Ventricular Fibrillation

Electricity through the heart can affect the heart rythem, known as ventricular fibrillation.

Common advice is to only use electrodes below the waist, to avoid currents near the heart altogether.

For practitioners of nipple stim, common advice is to use one channel per nipple and a device with isolated channels, again to avoid current through the chest cavity.

Although the risk of ventricular fibrillation through normal estim signals appears to be quite overblown, those who put electrodes close to the chest should ensure that the signals fall in safe area not only during normal operation of the device, but also during device hardware failure.
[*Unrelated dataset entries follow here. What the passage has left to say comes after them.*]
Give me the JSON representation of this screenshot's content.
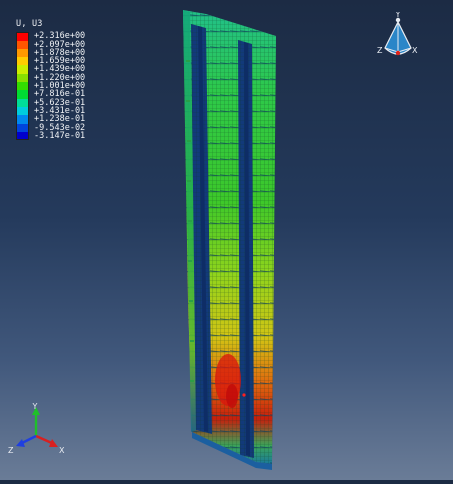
{
  "legend": {
    "title": "U, U3",
    "entries": [
      {
        "label": "+2.316e+00",
        "color": "#ff0000"
      },
      {
        "label": "+2.097e+00",
        "color": "#ff5500"
      },
      {
        "label": "+1.878e+00",
        "color": "#ff9900"
      },
      {
        "label": "+1.659e+00",
        "color": "#ffcc00"
      },
      {
        "label": "+1.439e+00",
        "color": "#ccee00"
      },
      {
        "label": "+1.220e+00",
        "color": "#88e000"
      },
      {
        "label": "+1.001e+00",
        "color": "#33dd00"
      },
      {
        "label": "+7.816e-01",
        "color": "#00dd33"
      },
      {
        "label": "+5.623e-01",
        "color": "#00dd99"
      },
      {
        "label": "+3.431e-01",
        "color": "#00ccdd"
      },
      {
        "label": "+1.238e-01",
        "color": "#0088ee"
      },
      {
        "label": "-9.543e-02",
        "color": "#0044dd"
      },
      {
        "label": "-3.147e-01",
        "color": "#0000cc"
      }
    ]
  },
  "triad_top": {
    "y_label": "Y",
    "z_label": "Z",
    "x_label": "X"
  },
  "triad_bottom": {
    "y_label": "Y",
    "z_label": "Z",
    "x_label": "X"
  }
}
My advice is to avoid electrodes near the chest. If you want to do your own research, this source is helpful:

Applied Bioelectricity - From Electrical Stimulation to Electropathology.

Electroporation

Typically, the electric field strength needed to rupture muscle cells or cause nerve damage must exceed 100V/cm. Also, it has been noted that elevated temperature increases the likelihood of electroporation. Studies in the peripheral nerve of hogs show that no significant alterations in the evoked response occur at current densities up to 167mA/cm2. This current density level results in an electric field strength of 33.2V/cm, which is below the minimum level of 100V/cm cited by Gaylor et aI. (1989).

Source: Applied Bioelectricity - From Electrical Stimulation to Electropathology

Not a concern. Requires much higher voltages than we use.

Damage from electroploration is non-uniform, even when using large electrodes the damage is concentrated in a few ballpoint-tip sized patches of the skin.